Veillée d’armes
Labbens a fait doubler les sentinelles. Lui aussi redoute que le calme apparent du secteur ne cache un danger. Seul, dans le chœur, il élabore un plan de défense rapprochée qu’il compte mettre en œuvre dès le lever du jour. Cette église entièrement close ne lui inspire qu’une confiance relative, il a décidé de faire percer des meurtrières dans les ouvertures.
- Spoiler:
- Il est minuit quand enfin il souffle sa bougie et s’endort. Dans son demi-sommeil, il entend, à côté de lui, l’enseigne de vaisseau Le Gouvello qui rentre de sa ronde et se couche à son tour.
- Rien à signaler, pense-t-il.
Dehors, deux hommes montent la garde. Depuis 23 heures, Yng s’est posté devant l’église, tandis que Gilbert Charlotte s’est installé sur l’arrière, à côté du “ presbytère ”, accroupi près d’une haie avec laquelle il se confond dans la nuit. Ils scrutent le no man’s land en avant de sa position, confiant dans les signaux que les camarades ont accroché aux haies voisines, des boîtes de conserve vides contenant des grenades défensives dégoupillées.

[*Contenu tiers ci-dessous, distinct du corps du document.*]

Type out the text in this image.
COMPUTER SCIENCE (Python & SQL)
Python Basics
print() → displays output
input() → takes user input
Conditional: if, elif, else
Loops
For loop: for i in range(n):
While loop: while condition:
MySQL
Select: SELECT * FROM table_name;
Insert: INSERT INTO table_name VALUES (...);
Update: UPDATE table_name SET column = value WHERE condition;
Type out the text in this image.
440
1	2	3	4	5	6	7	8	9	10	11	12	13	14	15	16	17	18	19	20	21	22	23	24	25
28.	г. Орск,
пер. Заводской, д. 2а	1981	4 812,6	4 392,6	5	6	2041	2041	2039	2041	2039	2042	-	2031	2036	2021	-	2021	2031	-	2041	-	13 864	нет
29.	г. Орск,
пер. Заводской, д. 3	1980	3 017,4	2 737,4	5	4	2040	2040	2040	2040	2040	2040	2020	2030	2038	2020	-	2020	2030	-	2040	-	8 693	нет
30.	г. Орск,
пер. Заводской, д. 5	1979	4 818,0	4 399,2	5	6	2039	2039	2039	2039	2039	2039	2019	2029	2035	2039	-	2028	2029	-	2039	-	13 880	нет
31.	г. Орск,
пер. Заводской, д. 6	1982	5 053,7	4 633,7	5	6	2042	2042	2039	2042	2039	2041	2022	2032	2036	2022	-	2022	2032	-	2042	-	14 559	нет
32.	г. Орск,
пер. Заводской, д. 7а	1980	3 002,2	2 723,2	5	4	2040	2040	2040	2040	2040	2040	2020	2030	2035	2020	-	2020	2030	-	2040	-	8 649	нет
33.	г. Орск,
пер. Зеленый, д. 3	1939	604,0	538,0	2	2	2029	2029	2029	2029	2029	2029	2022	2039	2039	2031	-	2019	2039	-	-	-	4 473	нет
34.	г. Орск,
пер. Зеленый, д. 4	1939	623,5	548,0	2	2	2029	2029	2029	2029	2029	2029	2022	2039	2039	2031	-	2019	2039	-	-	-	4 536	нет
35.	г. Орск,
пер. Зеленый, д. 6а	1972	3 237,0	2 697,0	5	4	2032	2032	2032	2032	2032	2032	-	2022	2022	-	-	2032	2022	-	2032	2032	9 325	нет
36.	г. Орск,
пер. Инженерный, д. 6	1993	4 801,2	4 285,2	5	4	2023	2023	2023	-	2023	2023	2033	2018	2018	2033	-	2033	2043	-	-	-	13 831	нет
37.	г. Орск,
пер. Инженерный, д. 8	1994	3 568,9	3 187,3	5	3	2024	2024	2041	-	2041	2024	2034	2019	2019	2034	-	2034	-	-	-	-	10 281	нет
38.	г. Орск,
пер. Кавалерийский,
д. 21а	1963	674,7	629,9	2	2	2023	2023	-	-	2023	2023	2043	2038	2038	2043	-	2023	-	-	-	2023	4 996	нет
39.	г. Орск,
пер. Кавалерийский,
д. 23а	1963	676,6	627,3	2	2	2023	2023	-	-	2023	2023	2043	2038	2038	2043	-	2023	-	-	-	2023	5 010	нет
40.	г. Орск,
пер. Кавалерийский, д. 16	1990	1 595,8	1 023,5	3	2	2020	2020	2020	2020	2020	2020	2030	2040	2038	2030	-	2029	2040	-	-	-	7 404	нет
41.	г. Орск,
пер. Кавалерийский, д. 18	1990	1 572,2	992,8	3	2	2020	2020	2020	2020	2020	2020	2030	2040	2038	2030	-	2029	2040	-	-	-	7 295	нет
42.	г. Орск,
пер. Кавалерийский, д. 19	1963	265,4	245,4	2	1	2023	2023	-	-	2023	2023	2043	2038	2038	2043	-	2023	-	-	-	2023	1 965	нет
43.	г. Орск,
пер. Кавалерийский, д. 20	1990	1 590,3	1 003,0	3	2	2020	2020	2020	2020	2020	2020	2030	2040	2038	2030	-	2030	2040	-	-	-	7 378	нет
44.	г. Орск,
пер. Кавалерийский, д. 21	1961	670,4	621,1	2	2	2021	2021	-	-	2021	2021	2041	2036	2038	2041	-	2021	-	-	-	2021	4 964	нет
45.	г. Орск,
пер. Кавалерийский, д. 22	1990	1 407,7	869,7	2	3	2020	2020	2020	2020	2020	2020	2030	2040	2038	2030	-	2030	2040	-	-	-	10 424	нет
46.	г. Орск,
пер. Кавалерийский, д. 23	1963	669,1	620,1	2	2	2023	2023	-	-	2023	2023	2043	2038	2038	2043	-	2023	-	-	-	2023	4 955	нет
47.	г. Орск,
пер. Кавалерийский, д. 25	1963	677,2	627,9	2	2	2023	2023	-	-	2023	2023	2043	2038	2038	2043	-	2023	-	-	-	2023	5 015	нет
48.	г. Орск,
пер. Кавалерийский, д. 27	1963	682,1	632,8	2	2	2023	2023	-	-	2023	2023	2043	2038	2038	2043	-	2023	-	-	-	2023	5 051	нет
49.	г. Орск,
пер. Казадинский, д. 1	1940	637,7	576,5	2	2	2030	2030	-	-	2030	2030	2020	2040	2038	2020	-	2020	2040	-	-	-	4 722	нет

Les minutes s’écoulent, ponctuées du coassement profond des crapauds-buffles, du ricanement des grenouilles et, plus tenace, plus exaspérant, du zonzonnement des insectes suceurs de sang, les maringouins ou les moustiques. Mais Yng et Charlotte en ont l’habitude. Ils observent, tout en attendant la relève. Ils se sentent seuls, vulnérables, hors de l’abri des murs entre lesquels dorment les copains.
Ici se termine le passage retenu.